第25話僕(瞳)は、里香先輩の家に②

里香先輩のお母様(慶子さん)は上機嫌だ。

「瞳君をモデルにしたいなあ」

「天使像作りたいの、どうかな」

(里香先輩は、プッと吹いている)


僕は、ドギマギした。

「貧弱な身体ですよ、見せられません」

(事実、偏食は否定できない)

(実は、お米が苦手です)


慶子さん

「まだまだ成長期」

「お米と」(う・・・やばい)

「お肉を食べて」(せいぜいハンバーグ、固い肉は苦手)

「・・・あと3キロは太ろうね」(モデルとして見ている・・・今の時点で)


ピアノも弾いた。
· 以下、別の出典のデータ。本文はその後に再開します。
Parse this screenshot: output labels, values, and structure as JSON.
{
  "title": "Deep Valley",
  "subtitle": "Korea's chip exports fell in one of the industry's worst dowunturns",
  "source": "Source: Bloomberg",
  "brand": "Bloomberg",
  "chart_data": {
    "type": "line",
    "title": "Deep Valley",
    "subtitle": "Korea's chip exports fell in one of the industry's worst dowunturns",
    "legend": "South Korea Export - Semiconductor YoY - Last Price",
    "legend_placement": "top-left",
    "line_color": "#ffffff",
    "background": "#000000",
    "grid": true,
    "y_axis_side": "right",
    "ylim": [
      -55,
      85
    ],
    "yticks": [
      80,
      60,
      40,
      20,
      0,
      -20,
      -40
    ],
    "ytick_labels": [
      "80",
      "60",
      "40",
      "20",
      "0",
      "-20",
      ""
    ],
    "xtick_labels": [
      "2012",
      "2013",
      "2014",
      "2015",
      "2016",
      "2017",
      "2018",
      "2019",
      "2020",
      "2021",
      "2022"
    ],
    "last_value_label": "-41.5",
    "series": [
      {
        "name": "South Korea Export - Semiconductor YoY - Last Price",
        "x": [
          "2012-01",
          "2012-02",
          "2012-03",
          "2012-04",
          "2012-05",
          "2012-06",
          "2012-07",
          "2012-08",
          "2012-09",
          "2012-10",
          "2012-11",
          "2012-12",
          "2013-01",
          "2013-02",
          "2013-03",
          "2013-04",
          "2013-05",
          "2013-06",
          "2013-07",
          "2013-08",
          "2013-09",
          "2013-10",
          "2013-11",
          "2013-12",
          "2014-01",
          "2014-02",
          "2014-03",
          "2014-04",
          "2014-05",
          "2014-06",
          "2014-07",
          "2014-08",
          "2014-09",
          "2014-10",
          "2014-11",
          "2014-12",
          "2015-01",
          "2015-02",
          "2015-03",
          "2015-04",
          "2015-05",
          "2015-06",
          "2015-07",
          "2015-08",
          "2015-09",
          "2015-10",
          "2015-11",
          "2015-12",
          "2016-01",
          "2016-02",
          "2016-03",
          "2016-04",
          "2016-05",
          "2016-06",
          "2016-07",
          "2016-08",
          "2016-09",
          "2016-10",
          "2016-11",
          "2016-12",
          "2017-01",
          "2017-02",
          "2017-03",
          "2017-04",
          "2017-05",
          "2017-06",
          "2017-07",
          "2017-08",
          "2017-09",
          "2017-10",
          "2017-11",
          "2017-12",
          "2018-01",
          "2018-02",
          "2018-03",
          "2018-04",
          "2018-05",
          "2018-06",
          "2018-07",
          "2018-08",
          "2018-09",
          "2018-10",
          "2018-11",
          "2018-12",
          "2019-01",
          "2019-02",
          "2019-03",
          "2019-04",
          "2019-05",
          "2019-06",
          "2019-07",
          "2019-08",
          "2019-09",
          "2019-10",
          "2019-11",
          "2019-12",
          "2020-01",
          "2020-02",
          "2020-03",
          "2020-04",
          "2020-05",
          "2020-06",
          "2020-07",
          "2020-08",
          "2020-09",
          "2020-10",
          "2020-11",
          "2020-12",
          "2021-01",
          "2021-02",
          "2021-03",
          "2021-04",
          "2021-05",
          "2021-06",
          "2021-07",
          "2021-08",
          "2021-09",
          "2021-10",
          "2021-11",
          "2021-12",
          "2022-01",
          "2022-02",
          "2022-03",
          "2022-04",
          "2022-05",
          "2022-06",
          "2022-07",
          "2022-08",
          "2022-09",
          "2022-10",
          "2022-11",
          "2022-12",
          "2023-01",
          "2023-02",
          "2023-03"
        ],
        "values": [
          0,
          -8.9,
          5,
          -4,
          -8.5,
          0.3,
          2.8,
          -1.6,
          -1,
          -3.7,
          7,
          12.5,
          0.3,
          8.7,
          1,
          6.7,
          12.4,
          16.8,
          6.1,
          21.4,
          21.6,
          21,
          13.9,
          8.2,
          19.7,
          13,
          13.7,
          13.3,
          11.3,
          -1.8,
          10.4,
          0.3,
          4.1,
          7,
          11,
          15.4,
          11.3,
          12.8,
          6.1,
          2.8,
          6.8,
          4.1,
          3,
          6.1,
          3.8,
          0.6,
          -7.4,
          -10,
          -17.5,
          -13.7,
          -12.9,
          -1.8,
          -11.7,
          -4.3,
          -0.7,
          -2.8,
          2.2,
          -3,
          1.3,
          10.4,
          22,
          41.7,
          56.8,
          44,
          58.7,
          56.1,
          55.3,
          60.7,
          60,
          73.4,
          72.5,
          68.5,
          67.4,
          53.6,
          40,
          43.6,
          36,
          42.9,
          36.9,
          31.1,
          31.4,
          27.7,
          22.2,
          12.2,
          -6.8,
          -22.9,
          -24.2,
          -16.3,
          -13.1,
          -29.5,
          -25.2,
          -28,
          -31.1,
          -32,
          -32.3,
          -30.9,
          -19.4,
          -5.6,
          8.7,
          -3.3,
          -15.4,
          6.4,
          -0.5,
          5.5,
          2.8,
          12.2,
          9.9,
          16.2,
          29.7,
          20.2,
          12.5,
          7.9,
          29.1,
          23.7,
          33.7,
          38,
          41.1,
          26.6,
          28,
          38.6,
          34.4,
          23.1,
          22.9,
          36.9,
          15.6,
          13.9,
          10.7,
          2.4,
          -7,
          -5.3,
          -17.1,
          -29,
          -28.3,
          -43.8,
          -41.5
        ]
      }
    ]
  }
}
(ご希望だったから)

ショパンを中心にした。

バラードを4曲弾いた。

最初は、少し緊張したけれど、途中から気分が乗った。

(思う通りに弾けた)


慶子さんは、驚いた顔。

「すごく深いショパン・・・いいなあ・・・」

「音大に推薦されているって、ここまでの腕とは」

「音楽部にいる必要ないよ」

「ピアノに集中したほうが・・・」

(でも、そうなると里香先輩と一緒できなくなる、それは困る)


里香先輩は、真っ赤な顏で、胸を抑えて聞いていた。

(慶子お母様の前で、僕がヘマするのが、心配だったのかな)


帰り際に、慶子お母様から、お土産に、女の子の天使のキーホルダーをもらった。

「これね、里香の子供の頃がモデルなの」

(だから、可愛いのか)

(里香先輩は余裕の笑顔だ)


「美佳お母さんによろしくね」


「はい、ありがとうございました」

(僕は、そのまま、慶子お母様にハグされた)

(里香先輩は、焦り顔)

(僕は、どうにもならなかった)


里香先輩と一緒にエレベーターを降りた。

(エレベーターの中で、自然に手をつないでいた)


エレベーターを出て高層マンションのエントランス。


「ねえ、瞳君」


「はい、ありがとうございました」


いきなり里香先輩に抱きつかれた。

「いなくならないで」

(うれしい・・・と言うより、心臓がバクバク)

(里香先輩の心臓のドキドキも、胸に感じた)


「僕は、里香先輩がいるから音楽部に入りました」

「里香先輩が大好きです」


「ほんと?」

「可愛い子多いよ」


「里香さんが、一番きれいです」

「他の人は、どうでもいい」


里香先輩は、ギュッと抱いて来た。